El régimen solidario fue concebido para proteger a sectores vulnerables debidamente identificados mediante instrumentos como el SIUBEN, pero su uso indebido por parte del Poder Ejecutivo desnaturaliza el principio de universalidad basado en la necesidad real. Esta práctica no solo vulnera la ley, sino que también debilita la institucionalidad al sustituir criterios legales por intereses políticos en la asignación de beneficios sociales.
El impacto financiero negativo de estas decisiones es tal que, el uso irregular de fondos del sistema de seguridad social, compromete su sostenibilidad. La falta de acción efectiva por parte de órganos de control como la Contraloría y la Cámara de Cuentas agrava el problema, generando un escenario de impunidad administrativa que permite la continuidad de estas prácticas sin consecuencias.

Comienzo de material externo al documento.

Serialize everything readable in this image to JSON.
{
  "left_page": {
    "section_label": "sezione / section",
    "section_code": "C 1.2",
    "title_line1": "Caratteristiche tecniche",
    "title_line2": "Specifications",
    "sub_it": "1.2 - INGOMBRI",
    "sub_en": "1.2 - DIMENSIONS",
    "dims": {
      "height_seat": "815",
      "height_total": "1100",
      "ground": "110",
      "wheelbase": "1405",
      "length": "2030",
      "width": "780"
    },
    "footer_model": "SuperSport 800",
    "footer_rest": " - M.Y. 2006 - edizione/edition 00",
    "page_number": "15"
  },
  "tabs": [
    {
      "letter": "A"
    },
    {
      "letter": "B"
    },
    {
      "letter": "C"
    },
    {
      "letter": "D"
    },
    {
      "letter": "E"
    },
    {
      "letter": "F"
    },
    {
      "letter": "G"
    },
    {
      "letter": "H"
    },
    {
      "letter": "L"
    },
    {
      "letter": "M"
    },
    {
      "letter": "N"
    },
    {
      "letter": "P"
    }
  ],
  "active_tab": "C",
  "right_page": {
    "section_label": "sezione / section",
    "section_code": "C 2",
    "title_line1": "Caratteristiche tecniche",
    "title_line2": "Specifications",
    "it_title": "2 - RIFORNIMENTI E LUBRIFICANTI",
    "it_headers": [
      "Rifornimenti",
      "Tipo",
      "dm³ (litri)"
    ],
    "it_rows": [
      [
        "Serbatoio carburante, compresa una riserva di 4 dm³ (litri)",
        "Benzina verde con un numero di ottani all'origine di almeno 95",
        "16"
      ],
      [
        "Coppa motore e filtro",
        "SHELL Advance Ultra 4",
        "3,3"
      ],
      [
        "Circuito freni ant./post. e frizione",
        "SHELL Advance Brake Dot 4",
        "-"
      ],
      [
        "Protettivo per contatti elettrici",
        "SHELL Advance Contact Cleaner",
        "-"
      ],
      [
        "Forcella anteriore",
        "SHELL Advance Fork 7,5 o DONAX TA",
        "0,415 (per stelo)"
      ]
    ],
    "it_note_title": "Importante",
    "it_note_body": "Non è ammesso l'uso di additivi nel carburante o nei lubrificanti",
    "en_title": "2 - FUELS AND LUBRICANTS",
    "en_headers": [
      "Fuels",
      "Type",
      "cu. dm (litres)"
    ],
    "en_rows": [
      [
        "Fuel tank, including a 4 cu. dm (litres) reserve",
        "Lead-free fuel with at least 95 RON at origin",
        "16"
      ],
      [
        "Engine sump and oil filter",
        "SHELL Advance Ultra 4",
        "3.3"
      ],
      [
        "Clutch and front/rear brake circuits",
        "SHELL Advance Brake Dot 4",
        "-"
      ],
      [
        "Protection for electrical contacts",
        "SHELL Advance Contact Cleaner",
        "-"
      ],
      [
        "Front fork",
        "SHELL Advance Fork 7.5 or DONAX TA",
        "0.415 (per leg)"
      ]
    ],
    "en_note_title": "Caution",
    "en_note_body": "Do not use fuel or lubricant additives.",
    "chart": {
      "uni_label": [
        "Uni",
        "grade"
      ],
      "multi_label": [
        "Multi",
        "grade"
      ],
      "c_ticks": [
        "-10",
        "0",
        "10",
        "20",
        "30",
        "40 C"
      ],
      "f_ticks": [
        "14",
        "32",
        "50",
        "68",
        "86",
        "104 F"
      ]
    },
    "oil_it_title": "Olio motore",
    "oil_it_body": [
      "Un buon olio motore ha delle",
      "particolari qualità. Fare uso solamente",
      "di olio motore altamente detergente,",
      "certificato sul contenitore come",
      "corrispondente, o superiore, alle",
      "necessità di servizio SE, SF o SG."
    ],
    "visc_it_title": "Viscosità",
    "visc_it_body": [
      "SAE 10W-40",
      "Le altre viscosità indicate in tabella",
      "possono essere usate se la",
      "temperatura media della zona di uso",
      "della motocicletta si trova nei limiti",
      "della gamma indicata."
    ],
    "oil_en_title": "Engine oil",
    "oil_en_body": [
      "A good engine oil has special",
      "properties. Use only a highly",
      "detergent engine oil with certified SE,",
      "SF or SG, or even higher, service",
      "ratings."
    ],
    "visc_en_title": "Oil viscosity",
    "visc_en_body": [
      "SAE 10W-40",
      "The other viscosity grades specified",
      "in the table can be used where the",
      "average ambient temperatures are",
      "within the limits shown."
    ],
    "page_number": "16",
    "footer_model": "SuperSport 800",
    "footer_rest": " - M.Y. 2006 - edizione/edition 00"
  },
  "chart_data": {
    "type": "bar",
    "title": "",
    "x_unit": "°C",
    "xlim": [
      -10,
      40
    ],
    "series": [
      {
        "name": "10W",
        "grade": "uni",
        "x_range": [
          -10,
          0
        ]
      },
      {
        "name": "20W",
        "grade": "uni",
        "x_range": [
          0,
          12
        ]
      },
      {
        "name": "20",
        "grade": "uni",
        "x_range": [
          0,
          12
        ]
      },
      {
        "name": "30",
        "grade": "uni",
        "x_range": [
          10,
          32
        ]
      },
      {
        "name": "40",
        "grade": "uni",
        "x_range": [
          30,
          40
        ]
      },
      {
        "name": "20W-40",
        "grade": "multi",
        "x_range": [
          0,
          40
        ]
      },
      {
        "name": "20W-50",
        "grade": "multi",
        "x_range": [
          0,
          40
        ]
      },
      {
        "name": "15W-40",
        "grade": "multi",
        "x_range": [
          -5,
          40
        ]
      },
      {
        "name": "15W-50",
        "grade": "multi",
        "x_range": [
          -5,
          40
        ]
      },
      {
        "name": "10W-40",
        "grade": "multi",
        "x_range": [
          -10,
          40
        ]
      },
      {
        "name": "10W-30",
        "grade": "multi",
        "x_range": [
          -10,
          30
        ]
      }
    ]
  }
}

El otorgamiento irregular de pensiones no fortalece el derecho a la seguridad social, sino que lo debilita al desviar recursos de quienes realmente los necesitan. Se plantea la urgencia de una mayor fiscalización por parte del Congreso, auditorías institucionales y una exigencia ciudadana de transparencia, advirtiendo que estas acciones clientelares constituyen una forma de corrupción que socava el Estado de derecho.